### Background

Let $\mathcal{D}$ be the set of $S\times S$ diagonal matrices with elements in $[0,1)$. Let $\mathcal{G} = \{\Gamma \in \mathcal{D} : tr(\Gamma) = 1\}$, and let $B$ be an $S\times S$ matrix with $1$ in every entry.

Define the set of matrices $$ \mathcal{M} := \{ (\Gamma B - I)\Theta : \Gamma \in \mathcal{G}, \; \Theta \in \mathcal{D}\}. $$

It can be shown that :

- $\rho(M) \leq \hat{\theta} < 1$, $\forall M\in \mathcal{M}$, where $\hat{\theta}$ is the maximum element of the matrix $\Theta$ that defines $M$; and
- $\rho(\prod_{i=1}^n M_i) \leq \prod_{i=1}^n\hat{\theta}_i < 1$, $\forall M_i \in \mathcal{M}$, where $\hat{\theta}_i$ is the maximum element of the matrix $\Theta_i$ that defines $M_i$.

Now, define the following $3\times 3$ blocks matrices $$ H_1(M_1) = \left(\begin{array}{ccc} 0 & M_1& M_1 \\\\ 0 & I & 0 \\\\ 0 & 0 & I\\ \end{array}\right), \; H_2(M_2) = \left(\begin{array}{ccc} I & 0 & 0 \\\\ M_2 & 0 & M_2 \\\\ 0 & 0 & I\\ \end{array}\right),\; \mbox{and} \\\\ H_3(M_3) = \left(\begin{array}{ccc} I & 0 & 0 \\\\ 0 & I & 0 \\\\ M_3 & M_3 & 0\\ \end{array}\right), $$ and the set of $3\times 3$ block matrices $$ \mathcal{J} = \{H_3(M_3)H_2(M_2)H_1(M_1) : M_3, M_2, M_1 \in \mathcal{M} \}. $$

Note that $\rho(H_i) = 1$ and $\rho(H_iH_j) = 1$, $\forall i, j$.

### Questions

Can it be shown that:

- $\rho(J) < 1$, $\forall J \in \mathcal{J}$ ? And, more generally
- $\rho(\prod_{i=1}^nJ_i)^{1/n} < 1, \forall n$, and $\forall J_i \in \mathcal{J}$ ?

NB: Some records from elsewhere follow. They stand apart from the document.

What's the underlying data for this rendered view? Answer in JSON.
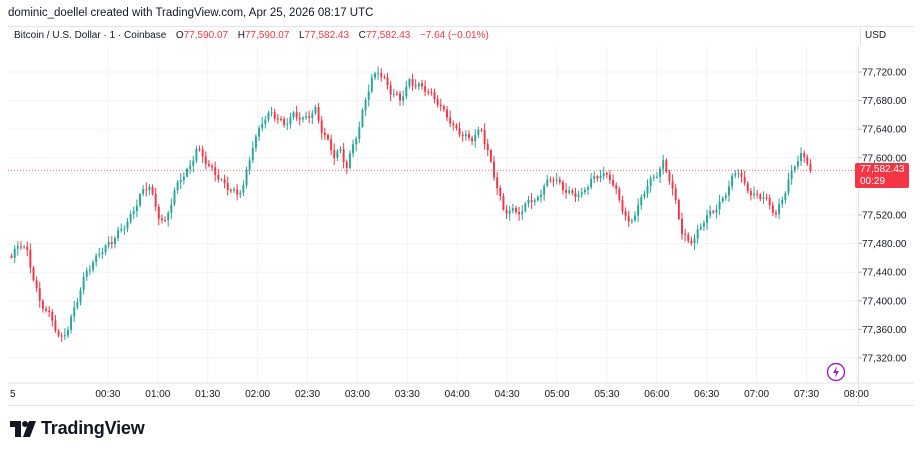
{
  "header": {
    "attribution": "dominic_doellel created with TradingView.com, Apr 25, 2026 08:17 UTC"
  },
  "legend": {
    "symbol": "Bitcoin / U.S. Dollar · 1 · Coinbase",
    "o_label": "O",
    "o_value": "77,590.07",
    "h_label": "H",
    "h_value": "77,590.07",
    "l_label": "L",
    "l_value": "77,582.43",
    "c_label": "C",
    "c_value": "77,582.43",
    "change": "−7.64 (−0.01%)"
  },
  "currency": "USD",
  "last_price": {
    "value": "77,582.43",
    "countdown": "00:29"
  },
  "brand": "TradingView",
  "colors": {
    "up": "#26a69a",
    "down": "#f23645",
    "grid": "#f0f3fa",
    "axis_text": "#131722"
  },
  "icons": [
    "tradingview-logo-icon",
    "ai-assistant-icon"
  ],
  "chart_data": {
    "type": "candlestick",
    "y_ticks": [
      "77,720.00",
      "77,680.00",
      "77,640.00",
      "77,600.00",
      "77,520.00",
      "77,480.00",
      "77,440.00",
      "77,400.00",
      "77,360.00",
      "77,320.00"
    ],
    "ylim": [
      77300,
      77760
    ],
    "x_ticks": [
      "5",
      "00:30",
      "01:00",
      "01:30",
      "02:00",
      "02:30",
      "03:00",
      "03:30",
      "04:00",
      "04:30",
      "05:00",
      "05:30",
      "06:00",
      "06:30",
      "07:00",
      "07:30",
      "08:00"
    ],
    "close_path": [
      [
        0.0,
        77460
      ],
      [
        2.5,
        77478
      ],
      [
        5.0,
        77468
      ],
      [
        9.0,
        77400
      ],
      [
        13.0,
        77370
      ],
      [
        15.5,
        77345
      ],
      [
        18.0,
        77365
      ],
      [
        21.0,
        77400
      ],
      [
        24.0,
        77440
      ],
      [
        28.0,
        77470
      ],
      [
        32.0,
        77480
      ],
      [
        35.0,
        77500
      ],
      [
        38.0,
        77520
      ],
      [
        41.0,
        77545
      ],
      [
        44.0,
        77560
      ],
      [
        46.5,
        77525
      ],
      [
        49.0,
        77510
      ],
      [
        52.0,
        77550
      ],
      [
        54.0,
        77570
      ],
      [
        57.0,
        77590
      ],
      [
        59.0,
        77615
      ],
      [
        61.0,
        77600
      ],
      [
        63.0,
        77585
      ],
      [
        66.0,
        77575
      ],
      [
        69.0,
        77560
      ],
      [
        72.0,
        77545
      ],
      [
        74.0,
        77560
      ],
      [
        77.0,
        77620
      ],
      [
        80.0,
        77650
      ],
      [
        83.0,
        77660
      ],
      [
        87.0,
        77650
      ],
      [
        90.0,
        77660
      ],
      [
        93.0,
        77650
      ],
      [
        95.0,
        77660
      ],
      [
        97.0,
        77670
      ],
      [
        99.0,
        77640
      ],
      [
        101.0,
        77620
      ],
      [
        103.0,
        77600
      ],
      [
        105.0,
        77610
      ],
      [
        107.0,
        77590
      ],
      [
        109.0,
        77620
      ],
      [
        111.0,
        77640
      ],
      [
        113.0,
        77680
      ],
      [
        115.0,
        77710
      ],
      [
        117.0,
        77725
      ],
      [
        119.0,
        77710
      ],
      [
        121.0,
        77690
      ],
      [
        124.0,
        77680
      ],
      [
        127.0,
        77710
      ],
      [
        130.0,
        77700
      ],
      [
        133.0,
        77690
      ],
      [
        136.0,
        77680
      ],
      [
        139.0,
        77660
      ],
      [
        141.0,
        77640
      ],
      [
        144.0,
        77630
      ],
      [
        147.0,
        77630
      ],
      [
        150.0,
        77640
      ],
      [
        151.0,
        77620
      ],
      [
        153.0,
        77590
      ],
      [
        155.0,
        77560
      ],
      [
        157.0,
        77530
      ],
      [
        160.0,
        77525
      ],
      [
        163.0,
        77520
      ],
      [
        165.0,
        77545
      ],
      [
        167.0,
        77540
      ],
      [
        170.0,
        77560
      ],
      [
        173.0,
        77570
      ],
      [
        176.0,
        77560
      ],
      [
        179.0,
        77550
      ],
      [
        182.0,
        77545
      ],
      [
        185.0,
        77570
      ],
      [
        188.0,
        77580
      ],
      [
        191.0,
        77570
      ],
      [
        194.0,
        77540
      ],
      [
        197.0,
        77510
      ],
      [
        200.0,
        77530
      ],
      [
        203.0,
        77560
      ],
      [
        206.0,
        77580
      ],
      [
        208.0,
        77595
      ],
      [
        210.0,
        77570
      ],
      [
        212.0,
        77535
      ],
      [
        214.0,
        77495
      ],
      [
        216.0,
        77485
      ],
      [
        218.0,
        77490
      ],
      [
        221.0,
        77510
      ],
      [
        224.0,
        77525
      ],
      [
        227.0,
        77545
      ],
      [
        230.0,
        77570
      ],
      [
        232.0,
        77580
      ],
      [
        234.0,
        77560
      ],
      [
        237.0,
        77550
      ],
      [
        240.0,
        77545
      ],
      [
        242.0,
        77530
      ],
      [
        244.0,
        77520
      ],
      [
        246.0,
        77545
      ],
      [
        248.0,
        77570
      ],
      [
        250.0,
        77590
      ],
      [
        252.0,
        77600
      ],
      [
        254.0,
        77595
      ],
      [
        255.0,
        77582.43
      ]
    ]
  }
}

If the above two inequalities are true for $3\times 3$ block matrices, can these inequalities be shown to be true for $K\times K$ block matrices, for $K \geq 4$?

### Observations

- These inequalities can be proved for $K=2$ using the two inequalities given in the Background.
- Numerically it was observed that these two inequalities are true for several values of $K$ and $S$ and for a large number of randomly generated $M$ matrices.